Confidence was high before the game as the rugby public held genuine belief that Ireland could dispatch a Welsh side that on paper didn’t look as strong as Declan Kidney’s team.
Tactically outthought and outfought this was harrowing stuff as Ireland appeared rudderless and inept against a Welsh game plan clearly aimed at stopping the Irish ball carrying threat that had been so effective against the Wallabies.
Ireland 3-Wales 0, 19th March 1894
After beating England at Blackheath 7-5 thanks to a last minute drop goal (worth four points at the time) from captain Edmund Forrest, Ireland then defeated Scotland 5-0 at Landsdowne Road to set up a Triple Crown encounter with Wales in Belfast.

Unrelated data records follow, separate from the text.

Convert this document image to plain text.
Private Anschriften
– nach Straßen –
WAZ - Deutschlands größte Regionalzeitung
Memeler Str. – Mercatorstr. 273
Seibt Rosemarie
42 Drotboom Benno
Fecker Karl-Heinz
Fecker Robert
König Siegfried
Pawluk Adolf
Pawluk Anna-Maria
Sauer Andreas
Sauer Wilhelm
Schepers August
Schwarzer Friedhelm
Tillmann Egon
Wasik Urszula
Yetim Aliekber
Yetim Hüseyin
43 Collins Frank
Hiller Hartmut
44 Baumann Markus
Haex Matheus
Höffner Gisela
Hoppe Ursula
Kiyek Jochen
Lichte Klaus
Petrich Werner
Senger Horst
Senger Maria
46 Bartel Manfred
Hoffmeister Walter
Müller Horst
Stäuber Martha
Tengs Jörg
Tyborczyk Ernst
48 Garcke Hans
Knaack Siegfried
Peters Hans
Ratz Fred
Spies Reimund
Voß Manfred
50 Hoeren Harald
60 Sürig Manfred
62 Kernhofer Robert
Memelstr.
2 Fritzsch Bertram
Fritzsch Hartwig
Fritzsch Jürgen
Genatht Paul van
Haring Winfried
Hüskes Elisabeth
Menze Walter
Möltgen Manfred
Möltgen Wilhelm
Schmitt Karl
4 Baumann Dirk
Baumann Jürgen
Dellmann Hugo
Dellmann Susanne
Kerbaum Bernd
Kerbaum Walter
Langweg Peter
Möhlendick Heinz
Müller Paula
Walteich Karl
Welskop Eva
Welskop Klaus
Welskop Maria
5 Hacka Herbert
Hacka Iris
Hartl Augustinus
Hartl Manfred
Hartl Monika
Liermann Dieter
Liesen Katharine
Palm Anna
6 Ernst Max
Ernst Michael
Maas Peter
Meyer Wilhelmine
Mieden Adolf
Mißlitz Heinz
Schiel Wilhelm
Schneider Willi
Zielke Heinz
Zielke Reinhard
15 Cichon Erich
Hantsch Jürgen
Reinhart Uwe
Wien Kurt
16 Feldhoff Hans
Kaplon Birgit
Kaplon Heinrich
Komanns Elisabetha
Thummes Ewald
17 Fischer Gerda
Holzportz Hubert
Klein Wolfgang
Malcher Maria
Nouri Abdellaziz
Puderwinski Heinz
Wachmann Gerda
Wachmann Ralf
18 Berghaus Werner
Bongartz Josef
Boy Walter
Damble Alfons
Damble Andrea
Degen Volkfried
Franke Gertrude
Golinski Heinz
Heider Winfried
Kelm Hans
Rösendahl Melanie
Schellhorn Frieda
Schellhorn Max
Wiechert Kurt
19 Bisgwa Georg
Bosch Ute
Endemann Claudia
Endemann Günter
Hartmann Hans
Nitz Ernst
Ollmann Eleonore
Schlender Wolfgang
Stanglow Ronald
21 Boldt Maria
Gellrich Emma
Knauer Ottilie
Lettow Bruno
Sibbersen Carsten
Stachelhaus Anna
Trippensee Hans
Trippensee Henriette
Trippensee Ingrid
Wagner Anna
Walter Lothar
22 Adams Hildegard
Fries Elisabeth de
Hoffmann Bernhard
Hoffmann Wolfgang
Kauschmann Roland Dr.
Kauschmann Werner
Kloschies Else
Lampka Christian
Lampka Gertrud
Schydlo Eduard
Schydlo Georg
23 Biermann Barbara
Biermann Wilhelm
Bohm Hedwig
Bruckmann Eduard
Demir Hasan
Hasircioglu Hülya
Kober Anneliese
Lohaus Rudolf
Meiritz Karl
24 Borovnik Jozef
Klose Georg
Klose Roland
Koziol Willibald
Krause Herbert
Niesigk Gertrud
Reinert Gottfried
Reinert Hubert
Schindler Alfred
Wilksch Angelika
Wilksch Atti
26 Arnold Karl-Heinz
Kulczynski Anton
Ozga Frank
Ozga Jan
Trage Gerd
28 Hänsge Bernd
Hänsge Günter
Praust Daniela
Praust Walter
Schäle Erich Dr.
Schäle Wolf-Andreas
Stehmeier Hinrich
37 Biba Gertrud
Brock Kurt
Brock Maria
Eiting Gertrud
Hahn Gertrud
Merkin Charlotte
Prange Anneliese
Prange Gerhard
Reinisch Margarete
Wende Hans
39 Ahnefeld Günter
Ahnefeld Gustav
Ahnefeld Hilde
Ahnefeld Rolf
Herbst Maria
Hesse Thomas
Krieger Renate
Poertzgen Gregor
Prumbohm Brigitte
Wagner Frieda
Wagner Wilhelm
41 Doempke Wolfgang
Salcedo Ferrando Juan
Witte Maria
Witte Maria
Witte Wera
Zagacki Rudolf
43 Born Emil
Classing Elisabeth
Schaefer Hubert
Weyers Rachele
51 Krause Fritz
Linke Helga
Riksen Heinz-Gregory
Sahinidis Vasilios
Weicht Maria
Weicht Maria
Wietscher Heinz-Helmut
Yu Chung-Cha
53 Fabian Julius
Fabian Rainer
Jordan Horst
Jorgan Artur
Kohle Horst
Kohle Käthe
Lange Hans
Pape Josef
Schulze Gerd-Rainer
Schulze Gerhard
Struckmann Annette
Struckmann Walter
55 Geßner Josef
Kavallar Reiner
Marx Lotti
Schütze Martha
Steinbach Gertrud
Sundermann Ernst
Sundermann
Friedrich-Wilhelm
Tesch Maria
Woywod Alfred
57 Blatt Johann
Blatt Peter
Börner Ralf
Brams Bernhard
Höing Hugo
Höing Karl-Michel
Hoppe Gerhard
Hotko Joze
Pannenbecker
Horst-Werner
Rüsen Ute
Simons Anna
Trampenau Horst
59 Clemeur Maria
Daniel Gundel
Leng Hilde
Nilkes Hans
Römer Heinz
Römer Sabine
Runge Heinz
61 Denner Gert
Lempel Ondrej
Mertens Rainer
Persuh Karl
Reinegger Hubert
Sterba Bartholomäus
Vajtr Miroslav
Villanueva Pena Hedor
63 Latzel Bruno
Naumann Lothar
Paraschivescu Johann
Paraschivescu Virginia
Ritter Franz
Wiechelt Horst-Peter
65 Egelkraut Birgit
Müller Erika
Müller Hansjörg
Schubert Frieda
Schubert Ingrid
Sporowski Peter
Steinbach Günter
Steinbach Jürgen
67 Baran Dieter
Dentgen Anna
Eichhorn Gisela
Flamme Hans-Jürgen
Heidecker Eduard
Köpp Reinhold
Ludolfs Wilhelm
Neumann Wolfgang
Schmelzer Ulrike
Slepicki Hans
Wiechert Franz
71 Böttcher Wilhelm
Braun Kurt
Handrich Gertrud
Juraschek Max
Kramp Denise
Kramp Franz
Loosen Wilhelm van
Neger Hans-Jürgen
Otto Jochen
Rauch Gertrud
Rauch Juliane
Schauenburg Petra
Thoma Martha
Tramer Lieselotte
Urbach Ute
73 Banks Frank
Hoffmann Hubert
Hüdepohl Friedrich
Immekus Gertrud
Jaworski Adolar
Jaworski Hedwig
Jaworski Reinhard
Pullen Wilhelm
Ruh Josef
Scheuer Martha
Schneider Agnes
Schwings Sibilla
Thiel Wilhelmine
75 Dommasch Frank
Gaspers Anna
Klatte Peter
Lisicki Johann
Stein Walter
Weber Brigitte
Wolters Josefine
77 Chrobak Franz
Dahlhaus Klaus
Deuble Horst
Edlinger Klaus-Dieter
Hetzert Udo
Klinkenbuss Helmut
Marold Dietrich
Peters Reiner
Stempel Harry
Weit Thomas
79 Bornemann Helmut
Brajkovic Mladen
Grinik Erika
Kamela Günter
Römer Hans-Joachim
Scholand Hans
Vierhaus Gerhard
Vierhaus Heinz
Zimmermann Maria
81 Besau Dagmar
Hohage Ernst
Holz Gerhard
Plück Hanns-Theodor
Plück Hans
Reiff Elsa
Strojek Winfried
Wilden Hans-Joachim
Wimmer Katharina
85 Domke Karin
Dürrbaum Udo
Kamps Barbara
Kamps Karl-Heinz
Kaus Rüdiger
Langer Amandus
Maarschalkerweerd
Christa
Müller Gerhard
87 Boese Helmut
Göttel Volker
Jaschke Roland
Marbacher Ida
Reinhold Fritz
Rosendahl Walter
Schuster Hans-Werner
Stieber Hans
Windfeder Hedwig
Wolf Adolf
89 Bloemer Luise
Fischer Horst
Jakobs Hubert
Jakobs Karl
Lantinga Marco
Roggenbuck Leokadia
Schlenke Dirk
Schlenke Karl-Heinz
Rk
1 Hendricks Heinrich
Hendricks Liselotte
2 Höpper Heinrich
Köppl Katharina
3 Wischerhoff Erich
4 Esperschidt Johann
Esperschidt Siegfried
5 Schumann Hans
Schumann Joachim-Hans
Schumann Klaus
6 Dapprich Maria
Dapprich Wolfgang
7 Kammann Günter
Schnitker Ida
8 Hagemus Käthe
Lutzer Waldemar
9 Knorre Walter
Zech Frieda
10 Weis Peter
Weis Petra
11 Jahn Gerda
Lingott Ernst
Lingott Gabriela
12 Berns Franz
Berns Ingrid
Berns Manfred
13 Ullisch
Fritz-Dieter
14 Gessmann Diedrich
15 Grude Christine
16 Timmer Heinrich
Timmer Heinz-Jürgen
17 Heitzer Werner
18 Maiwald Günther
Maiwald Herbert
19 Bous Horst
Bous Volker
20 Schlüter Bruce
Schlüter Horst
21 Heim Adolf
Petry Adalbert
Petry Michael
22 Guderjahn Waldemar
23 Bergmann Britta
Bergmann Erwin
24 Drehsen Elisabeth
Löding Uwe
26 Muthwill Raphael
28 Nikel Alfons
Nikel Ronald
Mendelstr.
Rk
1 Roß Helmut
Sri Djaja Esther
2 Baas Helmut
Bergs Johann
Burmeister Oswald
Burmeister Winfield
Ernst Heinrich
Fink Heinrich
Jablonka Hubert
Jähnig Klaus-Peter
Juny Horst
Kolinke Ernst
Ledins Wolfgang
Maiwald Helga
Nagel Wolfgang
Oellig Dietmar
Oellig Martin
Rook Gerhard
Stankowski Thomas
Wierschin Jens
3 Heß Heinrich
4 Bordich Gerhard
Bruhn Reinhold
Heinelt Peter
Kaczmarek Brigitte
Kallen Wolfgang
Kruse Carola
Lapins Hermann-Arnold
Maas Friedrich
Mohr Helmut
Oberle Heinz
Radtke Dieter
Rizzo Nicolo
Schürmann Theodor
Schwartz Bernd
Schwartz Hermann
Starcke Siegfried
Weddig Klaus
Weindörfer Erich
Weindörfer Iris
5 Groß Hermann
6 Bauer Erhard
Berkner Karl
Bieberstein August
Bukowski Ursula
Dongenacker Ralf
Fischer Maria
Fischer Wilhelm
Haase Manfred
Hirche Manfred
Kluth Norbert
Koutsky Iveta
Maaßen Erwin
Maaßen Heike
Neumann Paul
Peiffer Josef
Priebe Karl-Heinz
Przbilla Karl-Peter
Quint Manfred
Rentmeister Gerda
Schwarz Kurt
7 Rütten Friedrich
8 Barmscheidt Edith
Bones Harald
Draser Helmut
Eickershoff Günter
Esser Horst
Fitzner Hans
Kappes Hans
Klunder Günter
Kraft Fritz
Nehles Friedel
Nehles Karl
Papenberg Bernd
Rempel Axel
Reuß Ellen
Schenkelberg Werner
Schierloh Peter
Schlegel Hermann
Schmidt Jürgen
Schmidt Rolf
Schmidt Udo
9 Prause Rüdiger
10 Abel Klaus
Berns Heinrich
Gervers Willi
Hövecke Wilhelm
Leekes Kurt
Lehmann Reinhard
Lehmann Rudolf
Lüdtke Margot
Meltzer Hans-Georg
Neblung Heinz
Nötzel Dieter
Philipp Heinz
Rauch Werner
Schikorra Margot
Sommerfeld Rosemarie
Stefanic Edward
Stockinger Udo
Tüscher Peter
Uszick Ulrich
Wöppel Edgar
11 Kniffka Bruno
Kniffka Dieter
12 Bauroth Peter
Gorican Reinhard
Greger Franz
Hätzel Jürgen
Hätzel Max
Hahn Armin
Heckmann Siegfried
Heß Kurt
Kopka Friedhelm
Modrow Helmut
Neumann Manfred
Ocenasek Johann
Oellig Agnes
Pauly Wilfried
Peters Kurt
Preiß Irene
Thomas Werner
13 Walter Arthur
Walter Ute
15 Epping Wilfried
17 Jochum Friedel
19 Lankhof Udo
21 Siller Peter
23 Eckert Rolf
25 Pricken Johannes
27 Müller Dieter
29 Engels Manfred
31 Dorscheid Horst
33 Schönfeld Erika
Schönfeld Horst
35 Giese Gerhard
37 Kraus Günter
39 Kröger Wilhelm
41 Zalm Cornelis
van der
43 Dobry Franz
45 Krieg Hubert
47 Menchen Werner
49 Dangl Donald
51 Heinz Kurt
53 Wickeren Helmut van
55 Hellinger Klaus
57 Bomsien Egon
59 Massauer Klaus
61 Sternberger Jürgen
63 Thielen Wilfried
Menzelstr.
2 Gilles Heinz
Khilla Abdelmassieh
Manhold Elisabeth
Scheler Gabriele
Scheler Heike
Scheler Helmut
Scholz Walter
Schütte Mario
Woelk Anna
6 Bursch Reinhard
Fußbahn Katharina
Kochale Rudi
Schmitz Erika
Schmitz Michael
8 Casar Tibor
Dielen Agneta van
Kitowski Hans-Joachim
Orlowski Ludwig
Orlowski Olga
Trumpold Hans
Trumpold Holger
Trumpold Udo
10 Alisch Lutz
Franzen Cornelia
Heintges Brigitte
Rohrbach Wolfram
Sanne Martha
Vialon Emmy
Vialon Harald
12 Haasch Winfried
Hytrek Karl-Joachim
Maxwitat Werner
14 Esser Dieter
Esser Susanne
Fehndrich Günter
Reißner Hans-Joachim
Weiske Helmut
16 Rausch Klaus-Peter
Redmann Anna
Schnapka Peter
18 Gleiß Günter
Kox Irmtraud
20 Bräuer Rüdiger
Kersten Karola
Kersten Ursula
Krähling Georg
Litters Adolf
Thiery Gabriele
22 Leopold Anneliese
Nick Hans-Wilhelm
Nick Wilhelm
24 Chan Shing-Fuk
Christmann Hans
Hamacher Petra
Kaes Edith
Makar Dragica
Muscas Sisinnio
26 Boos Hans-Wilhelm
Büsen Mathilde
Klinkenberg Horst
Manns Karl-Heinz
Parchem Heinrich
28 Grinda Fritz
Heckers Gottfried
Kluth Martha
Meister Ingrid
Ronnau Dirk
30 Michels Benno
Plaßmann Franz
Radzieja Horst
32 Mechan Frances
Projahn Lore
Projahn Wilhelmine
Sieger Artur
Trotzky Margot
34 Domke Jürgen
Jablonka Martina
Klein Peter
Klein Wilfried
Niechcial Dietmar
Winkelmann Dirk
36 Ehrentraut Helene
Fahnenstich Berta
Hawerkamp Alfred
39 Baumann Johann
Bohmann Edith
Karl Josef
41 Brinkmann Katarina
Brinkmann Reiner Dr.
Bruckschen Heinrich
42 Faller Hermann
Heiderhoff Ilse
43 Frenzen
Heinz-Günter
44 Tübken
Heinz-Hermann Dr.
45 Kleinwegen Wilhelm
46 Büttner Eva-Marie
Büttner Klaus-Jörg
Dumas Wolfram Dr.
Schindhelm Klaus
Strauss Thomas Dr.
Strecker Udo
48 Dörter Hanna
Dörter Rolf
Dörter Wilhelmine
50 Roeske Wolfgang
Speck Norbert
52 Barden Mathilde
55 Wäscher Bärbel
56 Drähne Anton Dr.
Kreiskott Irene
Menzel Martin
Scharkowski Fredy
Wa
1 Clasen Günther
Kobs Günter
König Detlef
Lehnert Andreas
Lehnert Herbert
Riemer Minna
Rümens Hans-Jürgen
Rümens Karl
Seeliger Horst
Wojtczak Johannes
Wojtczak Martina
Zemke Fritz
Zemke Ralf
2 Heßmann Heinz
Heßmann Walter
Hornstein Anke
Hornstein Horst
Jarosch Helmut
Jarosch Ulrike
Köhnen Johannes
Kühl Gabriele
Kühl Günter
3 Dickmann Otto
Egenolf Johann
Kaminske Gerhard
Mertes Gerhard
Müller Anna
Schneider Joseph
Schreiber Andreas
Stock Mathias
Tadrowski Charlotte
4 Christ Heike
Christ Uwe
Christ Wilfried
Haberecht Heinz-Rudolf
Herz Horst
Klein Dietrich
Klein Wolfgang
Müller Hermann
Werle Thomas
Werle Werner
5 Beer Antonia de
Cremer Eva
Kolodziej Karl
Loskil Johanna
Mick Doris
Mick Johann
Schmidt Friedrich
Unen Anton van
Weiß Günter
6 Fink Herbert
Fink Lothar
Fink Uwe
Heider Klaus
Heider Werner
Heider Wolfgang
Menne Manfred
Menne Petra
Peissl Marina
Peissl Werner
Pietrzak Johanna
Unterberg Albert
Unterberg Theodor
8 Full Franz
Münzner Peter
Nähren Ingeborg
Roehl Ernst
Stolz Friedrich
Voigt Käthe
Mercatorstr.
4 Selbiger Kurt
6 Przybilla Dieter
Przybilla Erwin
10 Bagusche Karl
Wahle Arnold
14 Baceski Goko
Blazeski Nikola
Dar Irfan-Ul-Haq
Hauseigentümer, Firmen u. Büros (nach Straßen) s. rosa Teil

Due to the river Lagan overflowing the day before, the pitch was in a disastrous condition and Ireland duly played a tight, forward based brand of rugby.
A fierce hailstorm battered the 6,000 fans in attendance for the duration of the match and with scoring opportunities at a premium, it was no surprise that Forrest asked local forward John Lytle to have a go at the posts from 10 yards inside the Welsh half. Lytle duly obliged and sent the ball through the uprights from the sodden surface.
This score was all Ireland would need to claim their first ever international honours.
Ireland 6-Wales 3, 13th March 1948
Going into the final game of the 1948 Championship at Ravenhill, Ireland had already claimed the Five Nations through beating both France and England away from home while putting the Scots to the sword at Landsdowne Road.
Ireland as it had been the case so many times before would play Wales for the Triple Crown and a Grand Slam.
In 1905, 1911,1926, 1930, 1931, 1931, 1936 and 1947, Ireland faced Wales in the last game with a Triple Crown on the line and in every single one of these instances the Welsh prevailed. Once again the Welsh came to town hoping to dash Irish dreams as they had done so many times in the past.
In front of an overly full Ravenhill, Ireland went some way to evening the score against their old rivals. The first half was split evenly with a try apiece from Barney Mullan and Bleddyn williams.
The decisive score came early in the second half, Wales with a defensive scrum in their own 25 lost control of possession allowing Bertie O’Hanlon to hack the ball on.
Welsh full back Frank Trott was unable to gather and London Irish prop J.C Daly won a remarkable foot race to touch down over the line. Ireland’s pack duly dominated after this and controlled the game to claim a remarkable victory and some measure of revenge against the dastardly Welsh.